For him, there’s just no reason to type something you could as easily say.
I want to like Twitter. But for me, the problem is that I could not just as easily speak my tweets. Tweeting is, for me, the ultimate act of self-censorship. To contain myself to 140 characters, I must slice an idea down to its barest grains, and then break it again, until scant fragments remain. By the time I publish a tweet, I have cut out its heart, opting to retain, instead, its vocal cords, which look less pretty. Or I must stretch it, spitting out one cell at a time, garbling through distortion a message that would otherwise be clear.
It’s not that I don’t like reading other people’s tweets. Some people actually can cram a lot into those 140 characters. But not me. I’m verbose. So if you don’t hear much from me on Twitter, don’t think I’m not paying attention. Odds are, I’m just lurking, scrambling to compact some thought before its relevance is lost forever.
Jessie Powell is the Jester Queen.
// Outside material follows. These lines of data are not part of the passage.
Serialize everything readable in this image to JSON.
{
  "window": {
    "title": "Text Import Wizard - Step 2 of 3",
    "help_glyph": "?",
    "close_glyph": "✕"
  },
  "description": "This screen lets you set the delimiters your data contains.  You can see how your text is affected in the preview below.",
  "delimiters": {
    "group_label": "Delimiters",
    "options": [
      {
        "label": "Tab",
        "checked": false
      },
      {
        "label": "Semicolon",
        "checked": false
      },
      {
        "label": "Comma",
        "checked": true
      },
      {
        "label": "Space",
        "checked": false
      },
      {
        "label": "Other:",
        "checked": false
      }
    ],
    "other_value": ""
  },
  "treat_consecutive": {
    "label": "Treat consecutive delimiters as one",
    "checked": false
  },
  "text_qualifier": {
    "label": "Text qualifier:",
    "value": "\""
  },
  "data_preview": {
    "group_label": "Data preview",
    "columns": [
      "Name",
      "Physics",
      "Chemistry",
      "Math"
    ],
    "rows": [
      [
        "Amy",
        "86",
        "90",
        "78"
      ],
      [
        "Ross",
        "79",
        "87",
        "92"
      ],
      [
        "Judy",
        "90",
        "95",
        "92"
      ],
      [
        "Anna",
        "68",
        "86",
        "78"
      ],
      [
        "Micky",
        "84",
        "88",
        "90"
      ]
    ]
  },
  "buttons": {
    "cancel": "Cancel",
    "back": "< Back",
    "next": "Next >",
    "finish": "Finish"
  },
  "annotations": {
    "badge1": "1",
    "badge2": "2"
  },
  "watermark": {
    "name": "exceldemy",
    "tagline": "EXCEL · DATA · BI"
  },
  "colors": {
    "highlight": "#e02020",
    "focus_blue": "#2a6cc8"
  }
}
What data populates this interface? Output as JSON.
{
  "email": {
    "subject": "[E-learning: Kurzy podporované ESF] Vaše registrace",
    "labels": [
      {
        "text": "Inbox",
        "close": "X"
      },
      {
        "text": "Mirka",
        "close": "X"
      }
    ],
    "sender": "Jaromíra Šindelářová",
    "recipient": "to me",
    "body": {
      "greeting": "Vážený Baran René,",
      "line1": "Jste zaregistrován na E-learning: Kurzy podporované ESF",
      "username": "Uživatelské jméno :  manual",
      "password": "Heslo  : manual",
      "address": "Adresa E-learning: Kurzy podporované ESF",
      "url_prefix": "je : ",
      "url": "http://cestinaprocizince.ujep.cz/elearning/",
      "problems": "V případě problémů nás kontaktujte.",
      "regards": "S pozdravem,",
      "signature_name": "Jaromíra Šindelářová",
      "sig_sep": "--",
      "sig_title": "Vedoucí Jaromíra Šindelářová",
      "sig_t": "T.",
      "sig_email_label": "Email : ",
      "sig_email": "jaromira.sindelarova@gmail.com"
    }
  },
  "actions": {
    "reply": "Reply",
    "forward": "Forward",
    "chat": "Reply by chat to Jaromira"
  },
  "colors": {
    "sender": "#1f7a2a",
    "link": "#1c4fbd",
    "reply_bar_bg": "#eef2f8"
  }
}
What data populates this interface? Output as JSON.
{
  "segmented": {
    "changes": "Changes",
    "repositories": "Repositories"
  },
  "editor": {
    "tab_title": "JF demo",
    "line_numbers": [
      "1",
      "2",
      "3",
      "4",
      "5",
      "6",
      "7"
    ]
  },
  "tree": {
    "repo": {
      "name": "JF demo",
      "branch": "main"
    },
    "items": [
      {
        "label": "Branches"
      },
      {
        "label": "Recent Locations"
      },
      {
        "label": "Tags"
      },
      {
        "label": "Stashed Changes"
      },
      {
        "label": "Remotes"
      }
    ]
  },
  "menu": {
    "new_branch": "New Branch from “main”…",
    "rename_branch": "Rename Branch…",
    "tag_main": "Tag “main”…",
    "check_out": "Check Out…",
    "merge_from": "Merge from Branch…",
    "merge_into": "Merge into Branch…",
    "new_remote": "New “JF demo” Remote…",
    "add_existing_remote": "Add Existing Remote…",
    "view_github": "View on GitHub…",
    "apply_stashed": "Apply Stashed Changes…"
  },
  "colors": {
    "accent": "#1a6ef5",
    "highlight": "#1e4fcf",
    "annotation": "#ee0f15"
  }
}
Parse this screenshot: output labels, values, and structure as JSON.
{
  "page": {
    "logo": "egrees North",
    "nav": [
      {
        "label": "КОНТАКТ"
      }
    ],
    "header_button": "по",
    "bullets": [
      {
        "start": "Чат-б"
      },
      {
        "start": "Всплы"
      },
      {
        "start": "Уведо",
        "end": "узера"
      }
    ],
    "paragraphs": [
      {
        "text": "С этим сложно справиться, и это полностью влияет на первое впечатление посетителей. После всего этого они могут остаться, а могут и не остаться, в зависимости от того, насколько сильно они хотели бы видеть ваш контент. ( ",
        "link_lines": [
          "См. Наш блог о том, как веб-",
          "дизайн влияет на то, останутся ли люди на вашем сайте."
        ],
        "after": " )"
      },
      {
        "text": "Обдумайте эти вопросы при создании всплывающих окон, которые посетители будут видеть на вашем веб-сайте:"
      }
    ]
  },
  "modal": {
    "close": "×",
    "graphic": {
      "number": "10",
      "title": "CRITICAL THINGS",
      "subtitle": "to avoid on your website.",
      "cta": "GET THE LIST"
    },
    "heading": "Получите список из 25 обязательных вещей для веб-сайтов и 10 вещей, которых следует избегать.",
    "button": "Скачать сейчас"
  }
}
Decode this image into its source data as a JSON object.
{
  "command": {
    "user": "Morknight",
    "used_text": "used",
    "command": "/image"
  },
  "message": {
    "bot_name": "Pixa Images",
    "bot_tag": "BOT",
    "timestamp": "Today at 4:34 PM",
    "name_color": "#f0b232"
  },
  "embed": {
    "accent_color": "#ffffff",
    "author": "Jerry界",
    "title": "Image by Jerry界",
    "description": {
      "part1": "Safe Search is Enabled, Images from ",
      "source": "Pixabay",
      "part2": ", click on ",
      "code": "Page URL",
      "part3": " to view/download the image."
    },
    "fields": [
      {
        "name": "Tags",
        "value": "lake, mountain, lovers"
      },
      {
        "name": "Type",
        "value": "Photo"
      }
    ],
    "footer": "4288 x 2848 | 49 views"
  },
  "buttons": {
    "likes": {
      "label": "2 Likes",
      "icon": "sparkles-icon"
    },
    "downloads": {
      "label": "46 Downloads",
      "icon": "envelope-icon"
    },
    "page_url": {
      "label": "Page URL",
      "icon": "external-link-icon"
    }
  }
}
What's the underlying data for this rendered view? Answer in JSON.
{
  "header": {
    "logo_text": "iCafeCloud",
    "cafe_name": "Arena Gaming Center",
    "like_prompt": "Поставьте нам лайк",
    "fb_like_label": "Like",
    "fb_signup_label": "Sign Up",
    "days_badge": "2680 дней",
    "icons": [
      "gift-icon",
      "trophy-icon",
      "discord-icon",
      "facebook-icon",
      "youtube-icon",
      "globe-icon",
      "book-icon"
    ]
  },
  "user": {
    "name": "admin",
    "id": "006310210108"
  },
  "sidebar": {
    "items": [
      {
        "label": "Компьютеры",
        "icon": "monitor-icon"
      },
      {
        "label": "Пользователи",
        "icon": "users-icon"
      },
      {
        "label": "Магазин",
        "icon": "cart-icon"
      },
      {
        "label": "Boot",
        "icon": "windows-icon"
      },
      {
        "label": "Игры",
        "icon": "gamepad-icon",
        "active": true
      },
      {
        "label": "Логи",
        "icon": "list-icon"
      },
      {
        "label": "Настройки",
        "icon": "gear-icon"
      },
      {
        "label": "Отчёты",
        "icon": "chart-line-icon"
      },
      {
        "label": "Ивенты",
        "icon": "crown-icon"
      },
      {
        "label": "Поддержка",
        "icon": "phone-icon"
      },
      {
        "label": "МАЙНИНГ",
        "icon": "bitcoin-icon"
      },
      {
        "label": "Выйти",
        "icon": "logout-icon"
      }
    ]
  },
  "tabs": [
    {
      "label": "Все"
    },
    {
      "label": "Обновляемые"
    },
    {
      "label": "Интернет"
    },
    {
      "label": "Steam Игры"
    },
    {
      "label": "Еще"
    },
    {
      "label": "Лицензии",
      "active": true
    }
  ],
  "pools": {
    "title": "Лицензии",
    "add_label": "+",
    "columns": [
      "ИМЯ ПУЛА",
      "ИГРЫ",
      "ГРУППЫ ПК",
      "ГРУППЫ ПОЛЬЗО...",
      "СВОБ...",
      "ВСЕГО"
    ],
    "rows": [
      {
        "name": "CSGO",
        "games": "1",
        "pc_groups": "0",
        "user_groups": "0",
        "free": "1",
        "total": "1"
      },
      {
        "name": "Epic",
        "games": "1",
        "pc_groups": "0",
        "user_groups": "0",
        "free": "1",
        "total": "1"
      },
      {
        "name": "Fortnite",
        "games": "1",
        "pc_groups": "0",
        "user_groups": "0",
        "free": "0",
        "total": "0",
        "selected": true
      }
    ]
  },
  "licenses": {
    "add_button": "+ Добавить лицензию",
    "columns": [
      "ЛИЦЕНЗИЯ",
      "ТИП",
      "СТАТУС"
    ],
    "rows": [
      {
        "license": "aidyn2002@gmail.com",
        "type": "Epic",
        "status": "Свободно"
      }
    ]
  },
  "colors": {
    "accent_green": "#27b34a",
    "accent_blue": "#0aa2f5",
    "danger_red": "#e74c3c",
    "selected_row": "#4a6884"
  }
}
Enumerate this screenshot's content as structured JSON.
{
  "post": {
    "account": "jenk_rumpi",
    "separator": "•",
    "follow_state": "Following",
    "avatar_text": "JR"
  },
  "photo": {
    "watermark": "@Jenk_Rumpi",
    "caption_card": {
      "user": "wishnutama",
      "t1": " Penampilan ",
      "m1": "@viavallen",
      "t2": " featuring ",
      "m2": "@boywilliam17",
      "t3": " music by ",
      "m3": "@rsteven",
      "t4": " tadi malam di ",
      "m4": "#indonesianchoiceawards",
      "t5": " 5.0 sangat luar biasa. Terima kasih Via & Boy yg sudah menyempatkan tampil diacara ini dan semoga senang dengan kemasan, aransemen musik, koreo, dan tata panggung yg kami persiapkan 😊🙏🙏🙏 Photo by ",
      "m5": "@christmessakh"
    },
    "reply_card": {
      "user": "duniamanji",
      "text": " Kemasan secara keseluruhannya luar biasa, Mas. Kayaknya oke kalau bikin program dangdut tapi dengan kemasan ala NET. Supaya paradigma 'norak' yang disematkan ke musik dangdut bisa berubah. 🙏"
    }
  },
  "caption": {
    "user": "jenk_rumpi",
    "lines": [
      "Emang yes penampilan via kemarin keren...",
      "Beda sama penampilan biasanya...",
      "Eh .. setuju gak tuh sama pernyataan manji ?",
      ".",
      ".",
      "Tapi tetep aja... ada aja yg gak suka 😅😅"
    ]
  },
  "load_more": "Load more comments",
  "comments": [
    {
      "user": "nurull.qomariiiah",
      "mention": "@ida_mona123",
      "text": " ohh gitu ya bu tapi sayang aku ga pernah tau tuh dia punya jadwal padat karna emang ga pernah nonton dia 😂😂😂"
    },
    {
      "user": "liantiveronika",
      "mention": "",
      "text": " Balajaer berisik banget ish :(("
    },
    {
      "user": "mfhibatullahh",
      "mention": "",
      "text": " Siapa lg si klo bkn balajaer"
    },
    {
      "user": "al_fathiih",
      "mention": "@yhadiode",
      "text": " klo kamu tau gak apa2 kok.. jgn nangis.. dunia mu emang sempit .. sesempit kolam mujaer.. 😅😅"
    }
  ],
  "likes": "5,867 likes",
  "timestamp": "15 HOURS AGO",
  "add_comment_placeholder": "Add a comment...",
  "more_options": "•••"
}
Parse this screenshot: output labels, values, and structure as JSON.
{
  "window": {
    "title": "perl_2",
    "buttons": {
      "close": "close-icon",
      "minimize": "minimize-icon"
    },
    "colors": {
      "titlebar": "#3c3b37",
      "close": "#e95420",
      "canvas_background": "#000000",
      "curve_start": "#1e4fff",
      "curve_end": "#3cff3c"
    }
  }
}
She likes to tell you about her dog, her kids, her fiction, and her blog, but not necessarily in that order. |
I have yet to feel comfortable in that medium too. I’m assuming I’ll get used it it eventually? I hope so.
As a fanatic on Twitter since its early days, I have to say 1. it’s a very different place today than it was back then; and 2. it is still possible to meet people there and have conversations, but it takes more work. I really do think it has taught my brain to fire differently, because I have to practice economy of words and think in tag lines and sound bytes. My suggestion is to find a few people to engage and focus on them. See what happens from there.
We shall develop proficiency together? Perhaps? I do horribly with live chats, too. People will be bouncing ideas around, and I’ll be like still on the last idea when everybody else has moved on on on.
I think I just replied to you in trying to respond to Annabelle. Eye roll at self. I’m on my netbook, which is roughly as effective as my phone, which is to say not much.
Anyway. I’m usually an early adopter, but for some reason, the Tweeting thing gets me. I could never do Hemingway’s famous “for sale, baby shoes, never worn”. I’d have to have at least three characters and a newspaper editor be one of them.
I think I just responded to Andra instead of you. I’m so inept with the netbook. Hmm.. I see a trend. Jessie does poorly with small things…
Anyway, I was going to say we can build proficiency together, but I’m thinking you may be better off striking out on your own now.
I share your pain, Jessie. When I first got to Twitter I tried to get some attention by writing a “story” for the few people who followed me, and for anybody else who happened by. At only a couple or so “chapters” a day, I soon realized that people rarely go to someone’s page, like I do, to ponder their tweets if they don’t understand what they read in just one. Mind you, I tried to make each “chapter” interesting, maybe poetic, but it doesn’t work if no one cares. (One person saw one “chapter” and retweeted it but she seemed to think it was one poem or something.)
Now I see that Twitter is mostly about getting someone’s attention with a small mostly contained bit of navel gazing. World gazing, sometimes, if the reader is lucky.
My 100 word stories have helped me think smaller, but Twitter seems to be either for quips or news. I actually hate and love it at the same time.
You always seem to be up for a challenge. Think sentence on Twitter more than story. Your first sentence here would work as a tweet. If someone answers, you could maybe get a little convo going. Or smile and ignore it. There’s a lot of that going on on Twitter.
Ugh, I seriously hate word counts especially 140 characters. Characters?! Crazy. I still specialise in the now old fashioned text shorthand but I have a lot to say and I plan on getting it said. 😉
I KNOW. Words I need more of them. 140 characters? No.